The electro-polymerization process consists in the polymerization of monomeric liquids crystals inside glass cells with ITO electrodes and planar antiparallel alignment treatment. The cell is maintained at a temperature where the material is in the isotropic state and is exposed to a constant DC voltage. The product obtained can be seen as a birefringent material in the electrode area at temperatures where the initial material is in the isotropic state.

The product is a polymer due to its high and diffuse clearing temperature and the intrinsic properties of the new material. MALDI-TOF MS and 1H-NMR spectra confirm that the product is a polymer. The results are concordant with a mechanism where the electrode polarity plays an important role in the polymer formation.

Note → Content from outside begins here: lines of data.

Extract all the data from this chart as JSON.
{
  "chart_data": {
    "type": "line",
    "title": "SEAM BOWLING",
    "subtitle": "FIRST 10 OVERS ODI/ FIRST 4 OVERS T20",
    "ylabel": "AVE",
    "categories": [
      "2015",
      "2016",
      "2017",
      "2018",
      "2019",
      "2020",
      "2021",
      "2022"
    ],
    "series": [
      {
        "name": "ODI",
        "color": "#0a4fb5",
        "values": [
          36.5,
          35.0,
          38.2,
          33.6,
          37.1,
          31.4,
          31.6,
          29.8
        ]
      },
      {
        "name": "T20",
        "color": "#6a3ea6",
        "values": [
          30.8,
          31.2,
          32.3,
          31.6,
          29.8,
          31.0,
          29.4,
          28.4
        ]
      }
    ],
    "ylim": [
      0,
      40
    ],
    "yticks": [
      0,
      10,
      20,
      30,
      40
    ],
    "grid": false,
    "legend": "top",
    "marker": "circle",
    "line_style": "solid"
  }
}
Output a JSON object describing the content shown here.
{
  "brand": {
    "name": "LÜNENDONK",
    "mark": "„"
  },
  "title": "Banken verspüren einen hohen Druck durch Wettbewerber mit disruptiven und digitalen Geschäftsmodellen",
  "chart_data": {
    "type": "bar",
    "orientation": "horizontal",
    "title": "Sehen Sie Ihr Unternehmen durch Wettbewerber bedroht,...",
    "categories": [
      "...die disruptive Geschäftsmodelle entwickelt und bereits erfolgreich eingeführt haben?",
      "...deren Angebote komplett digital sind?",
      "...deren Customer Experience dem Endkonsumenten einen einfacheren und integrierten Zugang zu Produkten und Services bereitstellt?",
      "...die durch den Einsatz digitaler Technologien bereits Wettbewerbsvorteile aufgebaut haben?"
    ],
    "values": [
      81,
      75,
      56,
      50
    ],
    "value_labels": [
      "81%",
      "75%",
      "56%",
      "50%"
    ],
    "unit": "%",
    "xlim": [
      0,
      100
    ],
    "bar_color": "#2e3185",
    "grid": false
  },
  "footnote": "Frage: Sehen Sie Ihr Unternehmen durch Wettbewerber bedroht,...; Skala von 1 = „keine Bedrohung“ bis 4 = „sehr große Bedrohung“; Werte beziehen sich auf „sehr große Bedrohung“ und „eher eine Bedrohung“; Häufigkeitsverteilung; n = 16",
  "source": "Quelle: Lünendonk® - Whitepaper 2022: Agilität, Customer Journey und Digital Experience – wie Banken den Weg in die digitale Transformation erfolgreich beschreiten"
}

The samples also develop bi-layered smectic phases.

A new technology based on liquid crystals is proposed, which considers the use of electric field to promote polymerization and thus obtaining highly ordered systems where guest molecules may change the properties of the formed matrix. This constitutes a major advantage over the current technology, since the polymer process is carried out synergistically aligning the molecules at the same time that polymerization occurs induced by the field.

References:

[1] M.D.Lechner, K. Gehrke, E.H. Nordmeier, Macromolekulare Chemie, Birkhauser Verlag, 1993.

[2]"In Situ Obtained Polymer Without Using Solvent or Polymerization Initiator; Highly Oriented Polarizer or Pixel; the Apparatus that is Formed with such Polymer and the use Thereof”, Universidad de Chile, sent on 30.01.12, E.A. Soto Bustamante, V.H. Trujillo-Rojo, WO2012CL00002.